July 30, 2014

“The Little Red Schoolbook” is back! Expect playground sit-downs, principled truculence, children confronting you about masturbation…

by

The new edition. Image via Pincher & Martin's Facebook page.

The new edition. Image via Pincher & Martin’s Facebook page.

It’s been a long time coming—over forty years—but the full, unexpurgated edition of The Little Red Schoolbook, a controversial book of advice and information for children written by two Danish schoolteachers Søren Hansen and Jesper Jensen, is finally available again in the UK. Publishers Pincher & Martin released a print edition of the book earlier this month, and an ebook will follow.

Originally brought out in the UK in 1971 by Stage 1 Publishers, the book was deemed obscene, over 1,000 copies were confiscated, and its publisher Richard Handyside was put on trial in a case that eventually went to the European Court of Human Right, which ruled against Handyside despite affirming that “Freedom of expression…is applicable not only to ‘information’ or ‘ideas’ that are favourably received or regarded as inoffensive or as a matter of indifference, but also to those that offend, shock or disturb the State or any sector of the population.”

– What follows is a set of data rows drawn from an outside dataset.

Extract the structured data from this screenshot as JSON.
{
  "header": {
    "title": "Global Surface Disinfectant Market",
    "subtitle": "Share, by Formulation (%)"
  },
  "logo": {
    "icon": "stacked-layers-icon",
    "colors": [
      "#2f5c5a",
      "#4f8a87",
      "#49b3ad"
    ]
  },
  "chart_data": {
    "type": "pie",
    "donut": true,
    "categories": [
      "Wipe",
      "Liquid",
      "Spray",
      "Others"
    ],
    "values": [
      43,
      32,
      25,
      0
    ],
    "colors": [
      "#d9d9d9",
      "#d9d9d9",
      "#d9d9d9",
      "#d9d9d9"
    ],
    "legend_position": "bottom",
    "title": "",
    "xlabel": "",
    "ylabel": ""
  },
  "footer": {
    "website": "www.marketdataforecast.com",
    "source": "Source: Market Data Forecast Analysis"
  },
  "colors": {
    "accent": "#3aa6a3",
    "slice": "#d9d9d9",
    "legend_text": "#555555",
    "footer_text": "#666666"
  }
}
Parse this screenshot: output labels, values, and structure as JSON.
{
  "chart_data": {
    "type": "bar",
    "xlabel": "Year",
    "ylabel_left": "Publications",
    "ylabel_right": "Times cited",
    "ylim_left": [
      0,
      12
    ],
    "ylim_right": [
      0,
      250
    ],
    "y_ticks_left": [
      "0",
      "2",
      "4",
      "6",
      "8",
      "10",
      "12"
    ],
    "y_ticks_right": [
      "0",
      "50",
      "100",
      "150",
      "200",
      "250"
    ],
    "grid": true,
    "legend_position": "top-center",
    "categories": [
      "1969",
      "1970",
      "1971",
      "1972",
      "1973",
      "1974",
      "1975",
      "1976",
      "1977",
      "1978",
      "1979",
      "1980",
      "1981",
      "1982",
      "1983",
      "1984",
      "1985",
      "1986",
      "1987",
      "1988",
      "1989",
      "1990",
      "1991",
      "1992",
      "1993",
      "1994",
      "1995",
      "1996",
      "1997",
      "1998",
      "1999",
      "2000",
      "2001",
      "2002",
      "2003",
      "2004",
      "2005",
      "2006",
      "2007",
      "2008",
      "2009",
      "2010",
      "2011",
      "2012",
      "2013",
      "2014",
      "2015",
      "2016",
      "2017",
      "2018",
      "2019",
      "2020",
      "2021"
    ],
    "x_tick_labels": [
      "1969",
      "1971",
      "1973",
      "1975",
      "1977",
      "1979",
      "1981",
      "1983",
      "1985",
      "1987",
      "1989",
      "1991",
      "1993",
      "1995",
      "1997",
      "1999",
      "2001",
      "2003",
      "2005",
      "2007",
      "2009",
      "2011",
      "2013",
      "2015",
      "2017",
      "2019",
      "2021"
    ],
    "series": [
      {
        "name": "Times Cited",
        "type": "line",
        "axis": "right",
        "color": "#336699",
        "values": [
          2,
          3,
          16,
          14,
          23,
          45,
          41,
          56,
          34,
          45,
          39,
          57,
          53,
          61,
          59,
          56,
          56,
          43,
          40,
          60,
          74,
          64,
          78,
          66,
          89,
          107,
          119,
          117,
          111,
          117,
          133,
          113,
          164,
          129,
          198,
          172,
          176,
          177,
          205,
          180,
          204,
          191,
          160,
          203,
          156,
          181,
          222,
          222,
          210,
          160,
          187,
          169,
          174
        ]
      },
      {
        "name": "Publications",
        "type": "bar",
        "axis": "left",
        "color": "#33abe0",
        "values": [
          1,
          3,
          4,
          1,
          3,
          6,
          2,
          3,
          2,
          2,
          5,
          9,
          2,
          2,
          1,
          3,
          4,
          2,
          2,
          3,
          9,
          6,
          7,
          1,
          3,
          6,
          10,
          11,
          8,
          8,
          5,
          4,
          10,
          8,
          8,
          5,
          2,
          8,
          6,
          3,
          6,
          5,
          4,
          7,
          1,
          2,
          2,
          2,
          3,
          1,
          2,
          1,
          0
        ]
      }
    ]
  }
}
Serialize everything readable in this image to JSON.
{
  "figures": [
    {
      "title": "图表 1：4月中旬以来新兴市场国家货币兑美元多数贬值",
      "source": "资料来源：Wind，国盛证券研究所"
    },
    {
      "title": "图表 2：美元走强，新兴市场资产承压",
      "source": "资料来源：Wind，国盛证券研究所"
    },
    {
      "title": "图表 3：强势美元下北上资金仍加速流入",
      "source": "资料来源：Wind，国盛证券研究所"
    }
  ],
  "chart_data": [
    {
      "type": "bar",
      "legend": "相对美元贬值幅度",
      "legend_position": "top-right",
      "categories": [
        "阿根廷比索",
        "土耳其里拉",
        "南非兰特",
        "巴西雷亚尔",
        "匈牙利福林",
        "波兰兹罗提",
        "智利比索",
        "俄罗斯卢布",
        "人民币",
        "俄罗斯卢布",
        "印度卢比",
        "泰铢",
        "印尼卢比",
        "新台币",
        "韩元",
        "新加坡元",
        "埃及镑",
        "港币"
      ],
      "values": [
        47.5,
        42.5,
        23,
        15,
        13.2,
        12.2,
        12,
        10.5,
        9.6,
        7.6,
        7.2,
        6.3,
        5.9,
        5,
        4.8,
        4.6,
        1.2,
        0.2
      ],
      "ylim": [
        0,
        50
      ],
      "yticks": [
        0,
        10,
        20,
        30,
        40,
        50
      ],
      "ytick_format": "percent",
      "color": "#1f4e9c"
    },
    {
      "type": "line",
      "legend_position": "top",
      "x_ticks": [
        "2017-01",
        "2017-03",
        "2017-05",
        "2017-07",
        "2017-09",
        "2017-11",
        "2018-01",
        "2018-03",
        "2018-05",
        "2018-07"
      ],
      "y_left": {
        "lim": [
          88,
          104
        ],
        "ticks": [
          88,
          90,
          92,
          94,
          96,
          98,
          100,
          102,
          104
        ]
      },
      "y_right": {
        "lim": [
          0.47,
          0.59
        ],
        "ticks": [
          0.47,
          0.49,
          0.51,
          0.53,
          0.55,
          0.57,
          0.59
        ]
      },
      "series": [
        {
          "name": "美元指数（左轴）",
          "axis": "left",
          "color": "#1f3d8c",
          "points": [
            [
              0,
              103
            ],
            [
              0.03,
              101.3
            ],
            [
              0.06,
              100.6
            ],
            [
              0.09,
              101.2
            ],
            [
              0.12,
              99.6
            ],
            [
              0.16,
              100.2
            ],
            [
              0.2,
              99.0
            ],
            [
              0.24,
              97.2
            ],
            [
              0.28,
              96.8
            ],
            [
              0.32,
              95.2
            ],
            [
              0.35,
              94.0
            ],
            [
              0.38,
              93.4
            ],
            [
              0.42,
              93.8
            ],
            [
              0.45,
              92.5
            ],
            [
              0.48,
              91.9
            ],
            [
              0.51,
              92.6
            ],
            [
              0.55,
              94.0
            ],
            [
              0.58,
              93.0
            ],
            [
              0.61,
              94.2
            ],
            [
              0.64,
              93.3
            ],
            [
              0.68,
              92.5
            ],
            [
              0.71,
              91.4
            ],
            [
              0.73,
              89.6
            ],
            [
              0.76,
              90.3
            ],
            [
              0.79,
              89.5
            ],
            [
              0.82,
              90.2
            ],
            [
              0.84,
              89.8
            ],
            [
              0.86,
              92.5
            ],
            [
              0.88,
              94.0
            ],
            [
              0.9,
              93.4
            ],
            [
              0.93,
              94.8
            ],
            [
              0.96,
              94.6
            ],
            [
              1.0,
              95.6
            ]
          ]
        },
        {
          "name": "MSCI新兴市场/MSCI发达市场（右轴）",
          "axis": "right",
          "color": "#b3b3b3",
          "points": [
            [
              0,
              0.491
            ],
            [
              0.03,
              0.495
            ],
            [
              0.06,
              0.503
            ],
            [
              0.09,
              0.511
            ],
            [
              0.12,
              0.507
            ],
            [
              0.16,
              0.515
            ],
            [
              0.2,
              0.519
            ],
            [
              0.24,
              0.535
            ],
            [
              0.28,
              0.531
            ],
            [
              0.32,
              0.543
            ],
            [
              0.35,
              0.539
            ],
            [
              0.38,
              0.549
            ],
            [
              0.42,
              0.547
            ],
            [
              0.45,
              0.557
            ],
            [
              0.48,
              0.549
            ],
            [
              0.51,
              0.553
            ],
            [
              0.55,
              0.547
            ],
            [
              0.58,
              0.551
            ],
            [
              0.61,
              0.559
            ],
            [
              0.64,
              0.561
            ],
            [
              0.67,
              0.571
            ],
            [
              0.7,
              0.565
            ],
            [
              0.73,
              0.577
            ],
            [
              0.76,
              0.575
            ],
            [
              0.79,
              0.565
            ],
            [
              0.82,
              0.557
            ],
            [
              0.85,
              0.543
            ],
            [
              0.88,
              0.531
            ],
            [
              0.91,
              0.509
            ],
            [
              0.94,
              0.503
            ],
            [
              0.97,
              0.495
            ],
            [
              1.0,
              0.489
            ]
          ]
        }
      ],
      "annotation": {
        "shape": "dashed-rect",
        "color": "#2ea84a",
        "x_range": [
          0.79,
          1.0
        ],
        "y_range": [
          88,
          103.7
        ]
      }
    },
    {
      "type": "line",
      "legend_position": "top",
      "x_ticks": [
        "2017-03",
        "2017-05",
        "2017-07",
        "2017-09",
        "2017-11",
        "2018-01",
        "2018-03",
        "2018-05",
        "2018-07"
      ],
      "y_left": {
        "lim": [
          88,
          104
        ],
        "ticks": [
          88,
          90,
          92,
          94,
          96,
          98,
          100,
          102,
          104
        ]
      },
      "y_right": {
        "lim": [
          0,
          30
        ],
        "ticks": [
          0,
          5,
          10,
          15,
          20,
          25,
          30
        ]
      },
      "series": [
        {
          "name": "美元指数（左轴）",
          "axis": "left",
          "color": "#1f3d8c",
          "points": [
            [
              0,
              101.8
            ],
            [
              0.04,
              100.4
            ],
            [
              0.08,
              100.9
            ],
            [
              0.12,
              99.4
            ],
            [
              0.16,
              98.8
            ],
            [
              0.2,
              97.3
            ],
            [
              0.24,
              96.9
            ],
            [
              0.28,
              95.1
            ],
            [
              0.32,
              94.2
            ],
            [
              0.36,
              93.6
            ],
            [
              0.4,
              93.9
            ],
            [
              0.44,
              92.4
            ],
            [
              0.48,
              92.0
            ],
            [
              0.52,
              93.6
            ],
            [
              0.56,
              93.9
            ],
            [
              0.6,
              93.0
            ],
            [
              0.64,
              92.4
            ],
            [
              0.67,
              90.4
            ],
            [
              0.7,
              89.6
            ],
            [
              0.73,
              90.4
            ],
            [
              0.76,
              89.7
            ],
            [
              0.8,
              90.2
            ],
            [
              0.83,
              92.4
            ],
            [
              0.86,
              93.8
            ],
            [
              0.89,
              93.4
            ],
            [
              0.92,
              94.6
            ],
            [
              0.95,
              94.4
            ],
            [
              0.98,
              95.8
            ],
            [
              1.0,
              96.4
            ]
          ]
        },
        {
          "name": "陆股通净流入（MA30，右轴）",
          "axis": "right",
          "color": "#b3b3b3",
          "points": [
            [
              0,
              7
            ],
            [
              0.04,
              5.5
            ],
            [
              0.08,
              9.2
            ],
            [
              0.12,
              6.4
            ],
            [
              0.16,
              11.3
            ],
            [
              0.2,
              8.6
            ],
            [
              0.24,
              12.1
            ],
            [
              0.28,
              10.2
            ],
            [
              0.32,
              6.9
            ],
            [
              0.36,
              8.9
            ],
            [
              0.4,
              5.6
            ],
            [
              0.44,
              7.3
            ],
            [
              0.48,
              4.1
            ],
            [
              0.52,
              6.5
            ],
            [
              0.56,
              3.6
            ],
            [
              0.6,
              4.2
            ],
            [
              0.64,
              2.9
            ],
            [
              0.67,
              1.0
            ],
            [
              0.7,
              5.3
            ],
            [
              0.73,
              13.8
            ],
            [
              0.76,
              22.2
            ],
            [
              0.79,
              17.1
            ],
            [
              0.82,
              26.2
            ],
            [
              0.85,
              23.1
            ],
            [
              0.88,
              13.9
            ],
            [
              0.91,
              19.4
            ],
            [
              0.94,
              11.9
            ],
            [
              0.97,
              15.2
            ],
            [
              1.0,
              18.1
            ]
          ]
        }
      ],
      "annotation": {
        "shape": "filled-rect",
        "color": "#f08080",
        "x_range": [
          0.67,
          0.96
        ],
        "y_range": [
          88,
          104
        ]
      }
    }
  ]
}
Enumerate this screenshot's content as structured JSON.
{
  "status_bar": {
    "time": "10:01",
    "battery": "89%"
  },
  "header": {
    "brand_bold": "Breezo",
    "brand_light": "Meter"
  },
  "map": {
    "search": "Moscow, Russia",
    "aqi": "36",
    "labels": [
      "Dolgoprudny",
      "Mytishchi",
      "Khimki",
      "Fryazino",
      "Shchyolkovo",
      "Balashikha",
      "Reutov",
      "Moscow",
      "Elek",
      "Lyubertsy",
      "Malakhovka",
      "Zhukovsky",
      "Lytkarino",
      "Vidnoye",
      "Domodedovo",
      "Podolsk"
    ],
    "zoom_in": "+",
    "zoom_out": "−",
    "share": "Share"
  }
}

The book is full of frank talk, and it was the material about sex that prompted the obscenity charge; Hansen and Jensen took on masturbation, abortion, pornography, and other aspects of sexuality directly. They also had a sense of humor about it. Here they are (in Berit Thornberry’s translation) on masturbation, from a Guardian article by Joanna Moorhead about the reissue:

“If anybody tells you it’s harmful to masturbate, they’re lying. If anybody tells you you mustn’t do it too much, they’re lying too, because you can’t do it too much. Ask them how often you ought to do it. They’ll usually shut up then.”

Percentage-wise, though, far more of the book is about the less sensational subject of education – how people should teach and learn, relations between teachers and students, thoughts on exams, schedules, and punishment, on authority and protest. Pincher & Martin have been tweeting the entire contents of the book since publication, and though some of its advice for children hasn’t aged that well in the wake of the last thirty or so years of education (“If you think a particular teacher isn’t very good at teaching, you should try to work with him to make his teaching better” especially raises the specter of smug, entitled tweens telling you how to do your job), the fundamental message — that children should think and act both for themselves and collectively, which sometimes might involve staging a sit-down in the playground — is still good to hear, for children and ex-children alike.

Hansen and Jensen certainly considered their anti-authoritarian approach, rather than the content, the most radical aspect of The Little Red Schoolbook. Interviewed for a 2007 documentary about the Australian edition, Jensen commented: “I think the really controversial thing is that we went directly to the children, around the grown-ups, the parents, teachers…”

Writer Jenny Diski, who was a new teacher and involved in setting up a free school at the time, remembers the furor around the book when it was first published, writing the following in a recent blogpost for the London Review of Books:

It’s almost as much fun now as it was then to rediscover how scared such people were of releasing information to the young. They were running around squealing about no end of terrors from The Little Red Schoolbook, to the Schoolkids’ Oz edition, to those who were trying to alter teaching to take account of the pupils’ lives and needs, rather than the needs of capitalism for a workforce none too well educated… It’s hard to credit the meanness and stupidity and the fear of social turmoil that wafted around then. They needn’t have worried. It turned out it was only their funk that gave us the idea that society might change if we gave it a push in the proper direction.

 

Sal Robinson is an editor at Melville House. She's also the co-founder of the Bridge Series, a reading series focused on translation.